* Data shows c.bank funds not getting to firms, consumers
* M3 annual growth rate in Dec 3.3 pct vs 3.8 pct in Nov
* Loans to firms -22 bln euros m/m, to households -3 bln
FRANKFURT, Jan 28 (Reuters) - Loans to companies and households in the euro zone contracted for the eighth month running in December, showing low official borrowing costs are having little success in reviving investment and spending.
The European Central Bank has cut interest rates to a record low and pumped more than 1 trillion euros into the banking sector, which some banks are beginning to repay early in a sign that funding conditions are improving. But lending remains weak.
Loans to the private sector fell 0.7 percent from the same month a year ago, ECB data showed, in line with the mid-range forecast in a Reuters poll of economists.
“The euro zone may be heading for a recovery, but not a credit-fuelled one,” said Berenberg economist Christian Schulz. “Returning confidence in the banking sector may be concealed by the effects of the ongoing recession and deleveraging.”
The monthly flow of loans to non-financial firms fell 22 billion euros in December after falling by 7 billion euros in November. The monthly flow of loans to households showed a drop of 3 billion euros after a rise of 6 billion euros in the previous month.
The cheap funds the ECB is pumping through the monetary system are not reaching households and businesses evenly across the currency bloc as some countries struggle to get their stricken economies back on track, though progress has been made.
On a country-by-country basis, the data showed a 22 billion euro drop in private-sector lending in Spain, the largest monthly fall since July. In Portugal, private-sector lending fell by 2.6 billion, the biggest drop in a year.
Italy, however, posted a healthy rise in private-sector loans of 12.6 billion euros to 1.757 trillion euros.
The central bank has taken some of the heat out of the euro zone crisis by announcing a new, as yet unused, bond-purchase programme, but the bloc’s economy remains weak and is expected to have shrunk in the final months of 2012.
ECB President Mario Draghi noted in early January some economic indicators had stabilised at low levels and financial markets’ confidence had improved, which along with the ECB’s accommodative policy should lead to a recovery later this year.

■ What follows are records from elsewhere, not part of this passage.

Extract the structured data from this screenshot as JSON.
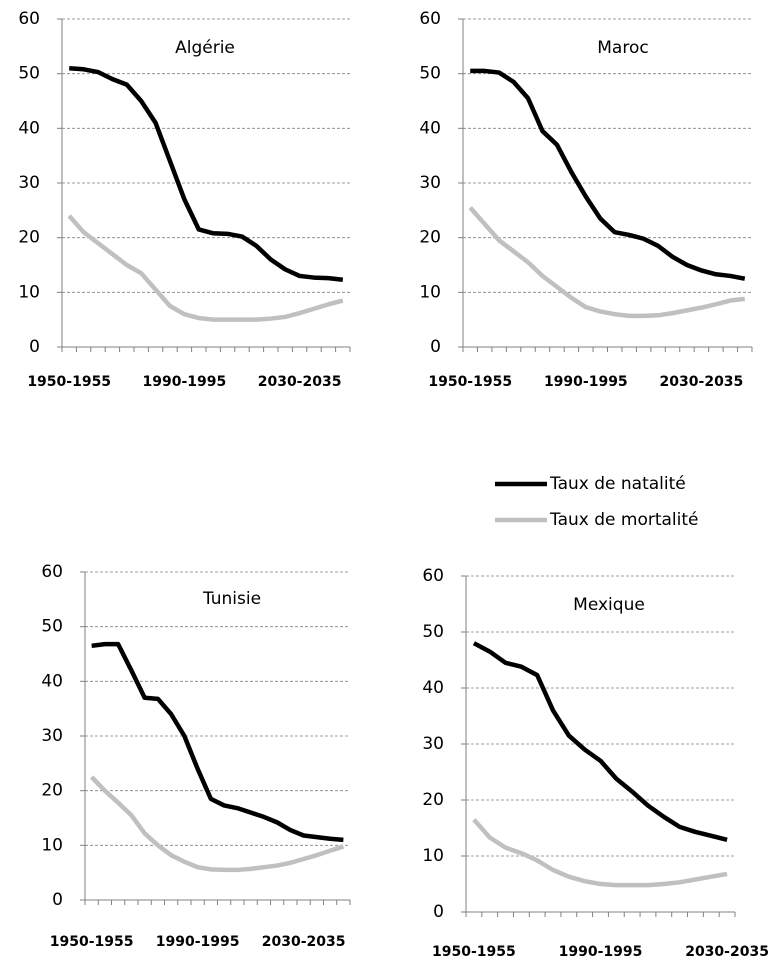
{
  "chart_data": [
    {
      "type": "line",
      "title": "Algérie",
      "categories": [
        "1950-1955",
        null,
        null,
        null,
        null,
        null,
        null,
        null,
        "1990-1995",
        null,
        null,
        null,
        null,
        null,
        null,
        null,
        "2030-2035",
        null,
        null,
        null
      ],
      "series": [
        {
          "name": "Taux de natalité",
          "color": "#000000",
          "values": [
            51,
            50.8,
            50.3,
            49,
            48,
            45,
            41,
            34,
            27,
            21.5,
            20.8,
            20.7,
            20.2,
            18.5,
            16,
            14.2,
            13,
            12.7,
            12.6,
            12.3
          ]
        },
        {
          "name": "Taux de mortalité",
          "color": "#c0c0c0",
          "values": [
            24,
            21,
            19,
            17,
            15,
            13.5,
            10.5,
            7.5,
            6,
            5.3,
            5,
            5,
            5,
            5,
            5.2,
            5.5,
            6.2,
            7,
            7.8,
            8.5
          ]
        }
      ],
      "ylim": [
        0,
        60
      ],
      "yticks": [
        0,
        10,
        20,
        30,
        40,
        50,
        60
      ],
      "grid": true
    },
    {
      "type": "line",
      "title": "Maroc",
      "categories": [
        "1950-1955",
        null,
        null,
        null,
        null,
        null,
        null,
        null,
        "1990-1995",
        null,
        null,
        null,
        null,
        null,
        null,
        null,
        "2030-2035",
        null,
        null,
        null
      ],
      "series": [
        {
          "color": "#000000",
          "values": [
            50.5,
            50.5,
            50.2,
            48.5,
            45.5,
            39.5,
            37,
            32,
            27.5,
            23.5,
            21,
            20.5,
            19.8,
            18.5,
            16.5,
            15,
            14,
            13.3,
            13,
            12.5
          ]
        },
        {
          "color": "#c0c0c0",
          "values": [
            25.5,
            22.5,
            19.5,
            17.5,
            15.5,
            13,
            11,
            9,
            7.3,
            6.5,
            6,
            5.7,
            5.7,
            5.8,
            6.2,
            6.7,
            7.2,
            7.8,
            8.5,
            8.8
          ]
        }
      ],
      "ylim": [
        0,
        60
      ],
      "yticks": [
        0,
        10,
        20,
        30,
        40,
        50,
        60
      ],
      "grid": true
    },
    {
      "type": "line",
      "title": "Tunisie",
      "categories": [
        "1950-1955",
        null,
        null,
        null,
        null,
        null,
        null,
        null,
        "1990-1995",
        null,
        null,
        null,
        null,
        null,
        null,
        null,
        "2030-2035",
        null,
        null,
        null
      ],
      "series": [
        {
          "color": "#000000",
          "values": [
            46.5,
            46.8,
            46.8,
            42,
            37,
            36.8,
            34,
            30,
            24,
            18.5,
            17.3,
            16.8,
            16,
            15.2,
            14.2,
            12.8,
            11.8,
            11.5,
            11.2,
            11
          ]
        },
        {
          "color": "#c0c0c0",
          "values": [
            22.5,
            20,
            17.8,
            15.5,
            12.2,
            10,
            8.2,
            7,
            6,
            5.6,
            5.5,
            5.5,
            5.7,
            6,
            6.3,
            6.8,
            7.5,
            8.2,
            9,
            9.8
          ]
        }
      ],
      "ylim": [
        0,
        60
      ],
      "yticks": [
        0,
        10,
        20,
        30,
        40,
        50,
        60
      ],
      "grid": true
    },
    {
      "type": "line",
      "title": "Mexique",
      "categories": [
        "1950-1955",
        null,
        null,
        null,
        null,
        null,
        null,
        null,
        "1990-1995",
        null,
        null,
        null,
        null,
        null,
        null,
        null,
        "2030-2035"
      ],
      "series": [
        {
          "color": "#000000",
          "values": [
            48,
            46.5,
            44.5,
            43.8,
            42.3,
            36,
            31.5,
            29,
            27,
            23.8,
            21.5,
            19,
            17,
            15.2,
            14.3,
            13.6,
            12.9
          ]
        },
        {
          "color": "#c0c0c0",
          "values": [
            16.5,
            13.3,
            11.5,
            10.5,
            9.2,
            7.5,
            6.3,
            5.5,
            5,
            4.8,
            4.8,
            4.8,
            5,
            5.3,
            5.8,
            6.3,
            6.8
          ]
        }
      ],
      "ylim": [
        0,
        60
      ],
      "yticks": [
        0,
        10,
        20,
        30,
        40,
        50,
        60
      ],
      "grid": true
    }
  ]
}
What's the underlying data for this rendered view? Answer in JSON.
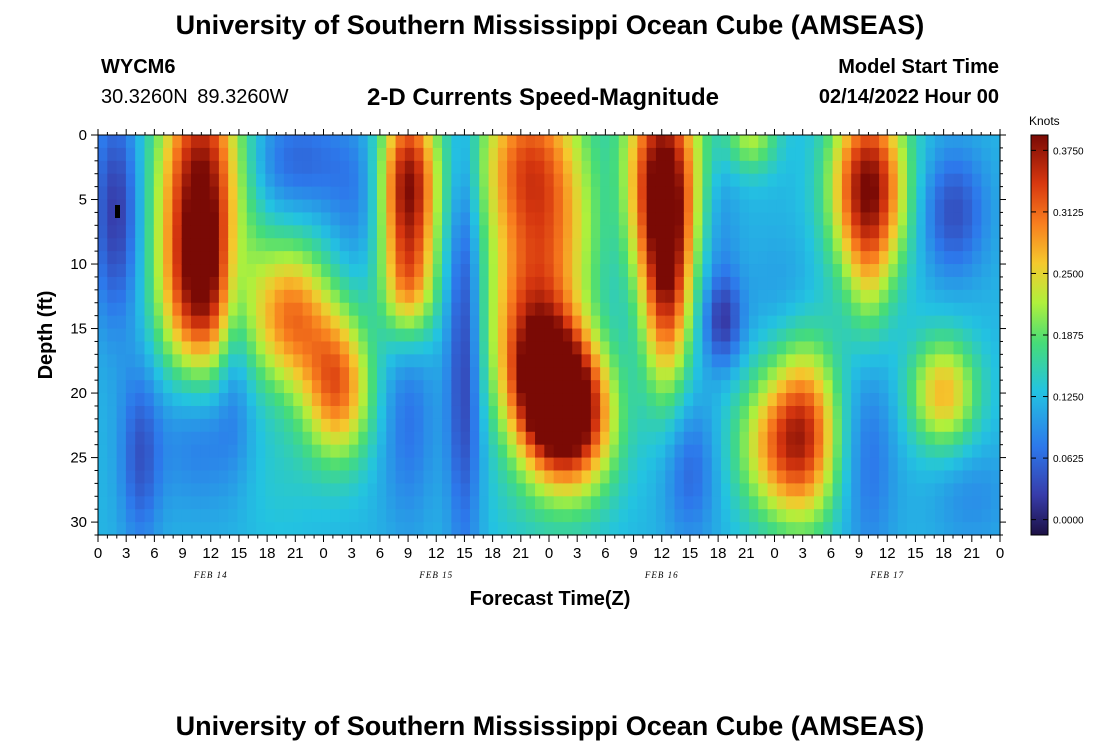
{
  "header": {
    "title": "University of Southern Mississippi Ocean Cube (AMSEAS)",
    "station": "WYCM6",
    "coordinates": "30.3260N  89.3260W",
    "subtitle": "2-D Currents Speed-Magnitude",
    "model_start_label": "Model Start Time",
    "model_start_value": "02/14/2022 Hour 00"
  },
  "footer": {
    "title": "University of Southern Mississippi Ocean Cube (AMSEAS)"
  },
  "chart_data": {
    "type": "heatmap",
    "title": "2-D Currents Speed-Magnitude",
    "xlabel": "Forecast Time(Z)",
    "ylabel": "Depth (ft)",
    "x_unit": "hours since 02/14/2022 00Z",
    "xlim": [
      0,
      96
    ],
    "ylim": [
      0,
      31
    ],
    "y_inverted": true,
    "x_ticks": [
      0,
      3,
      6,
      9,
      12,
      15,
      18,
      21,
      24,
      27,
      30,
      33,
      36,
      39,
      42,
      45,
      48,
      51,
      54,
      57,
      60,
      63,
      66,
      69,
      72,
      75,
      78,
      81,
      84,
      87,
      90,
      93,
      96
    ],
    "x_tick_labels": [
      "0",
      "3",
      "6",
      "9",
      "12",
      "15",
      "18",
      "21",
      "0",
      "3",
      "6",
      "9",
      "12",
      "15",
      "18",
      "21",
      "0",
      "3",
      "6",
      "9",
      "12",
      "15",
      "18",
      "21",
      "0",
      "3",
      "6",
      "9",
      "12",
      "15",
      "18",
      "21",
      "0"
    ],
    "y_ticks": [
      0,
      5,
      10,
      15,
      20,
      25,
      30
    ],
    "y_tick_labels": [
      "0",
      "5",
      "10",
      "15",
      "20",
      "25",
      "30"
    ],
    "date_labels": [
      {
        "x": 12,
        "label": "FEB 14"
      },
      {
        "x": 36,
        "label": "FEB 15"
      },
      {
        "x": 60,
        "label": "FEB 16"
      },
      {
        "x": 84,
        "label": "FEB 17"
      }
    ],
    "colorbar": {
      "label": "Knots",
      "min": -0.0156,
      "max": 0.3906,
      "ticks": [
        0.0,
        0.0625,
        0.125,
        0.1875,
        0.25,
        0.3125,
        0.375
      ],
      "tick_labels": [
        "0.0000",
        "0.0625",
        "0.1250",
        "0.1875",
        "0.2500",
        "0.3125",
        "0.3750"
      ]
    },
    "field": {
      "description": "Approximate current speed (knots) as smooth features over time (hours) and depth (ft)",
      "background": 0.12,
      "features": [
        {
          "t": 2,
          "d": 6,
          "st": 1.8,
          "sd": 6,
          "v": -0.1
        },
        {
          "t": 14.5,
          "d": 14,
          "st": 1.3,
          "sd": 6,
          "v": -0.07
        },
        {
          "t": 4.5,
          "d": 25,
          "st": 1.5,
          "sd": 5,
          "v": -0.07
        },
        {
          "t": 11,
          "d": 4,
          "st": 3.2,
          "sd": 7,
          "v": 0.27
        },
        {
          "t": 11,
          "d": 13,
          "st": 3.0,
          "sd": 4.5,
          "v": 0.16
        },
        {
          "t": 11,
          "d": 23,
          "st": 3.5,
          "sd": 4,
          "v": -0.05
        },
        {
          "t": 21,
          "d": 2,
          "st": 4,
          "sd": 3,
          "v": -0.06
        },
        {
          "t": 20.5,
          "d": 14,
          "st": 3,
          "sd": 4,
          "v": 0.18
        },
        {
          "t": 25.5,
          "d": 19.5,
          "st": 2.5,
          "sd": 4,
          "v": 0.19
        },
        {
          "t": 19,
          "d": 26,
          "st": 3,
          "sd": 4,
          "v": 0.02
        },
        {
          "t": 28,
          "d": 5,
          "st": 2.5,
          "sd": 4,
          "v": -0.04
        },
        {
          "t": 33,
          "d": 4,
          "st": 2.2,
          "sd": 5,
          "v": 0.27
        },
        {
          "t": 33,
          "d": 12,
          "st": 2,
          "sd": 3,
          "v": 0.12
        },
        {
          "t": 33,
          "d": 22,
          "st": 2,
          "sd": 6,
          "v": -0.05
        },
        {
          "t": 39,
          "d": 16,
          "st": 1.3,
          "sd": 12,
          "v": -0.1
        },
        {
          "t": 46,
          "d": 2,
          "st": 4,
          "sd": 5,
          "v": 0.2
        },
        {
          "t": 46,
          "d": 14,
          "st": 3.5,
          "sd": 5,
          "v": 0.16
        },
        {
          "t": 48,
          "d": 20,
          "st": 3,
          "sd": 4,
          "v": 0.27
        },
        {
          "t": 51,
          "d": 22,
          "st": 3,
          "sd": 4,
          "v": 0.2
        },
        {
          "t": 50,
          "d": 8,
          "st": 4,
          "sd": 4,
          "v": 0.06
        },
        {
          "t": 47,
          "d": 29,
          "st": 5,
          "sd": 3,
          "v": 0.02
        },
        {
          "t": 60,
          "d": 3,
          "st": 3,
          "sd": 6,
          "v": 0.25
        },
        {
          "t": 60.5,
          "d": 12,
          "st": 1.8,
          "sd": 6,
          "v": 0.19
        },
        {
          "t": 63,
          "d": 26,
          "st": 2,
          "sd": 4,
          "v": -0.06
        },
        {
          "t": 55,
          "d": 6,
          "st": 2,
          "sd": 5,
          "v": -0.04
        },
        {
          "t": 66,
          "d": 7,
          "st": 1.5,
          "sd": 5,
          "v": -0.04
        },
        {
          "t": 66.5,
          "d": 14.5,
          "st": 1.5,
          "sd": 2.5,
          "v": -0.09
        },
        {
          "t": 69.5,
          "d": 0,
          "st": 2,
          "sd": 2,
          "v": 0.1
        },
        {
          "t": 72,
          "d": 24,
          "st": 3,
          "sd": 4,
          "v": 0.14
        },
        {
          "t": 75.5,
          "d": 23,
          "st": 2.5,
          "sd": 5,
          "v": 0.17
        },
        {
          "t": 73,
          "d": 12,
          "st": 3,
          "sd": 3,
          "v": -0.02
        },
        {
          "t": 82,
          "d": 4,
          "st": 2.8,
          "sd": 5,
          "v": 0.27
        },
        {
          "t": 82,
          "d": 12,
          "st": 1.6,
          "sd": 4,
          "v": 0.05
        },
        {
          "t": 82,
          "d": 25,
          "st": 2,
          "sd": 6,
          "v": -0.05
        },
        {
          "t": 91,
          "d": 6,
          "st": 2.5,
          "sd": 3.5,
          "v": -0.08
        },
        {
          "t": 90,
          "d": 20,
          "st": 2.5,
          "sd": 3,
          "v": 0.15
        },
        {
          "t": 93,
          "d": 28,
          "st": 3,
          "sd": 3,
          "v": -0.03
        }
      ]
    }
  }
}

Draghi even spoke of “positive contagion” in financial markets, and Monday’s data pointed in that direction, showing consumers and firms’ deposits in banks in Greece, Italy and to some extent Spain rising in December.
The more upbeat assessment has doused hopes of any further cuts in interest rates but most economists think the economy will contract overall this year.
“The much more positive sentiment about the euro zone future that has prevailed in financial markets so far this year will probably take some time to materialise in greater credit availability and economic growth,” Oxford Economics’ Marie Diron said.
Euro zone M3 money supply - a more general measure of cash in the economy - slowed to annual growth of 3.3 percent in December from 3.8 percent in November, just below the consensus of 3.9 percent from analysts polled by Reuters.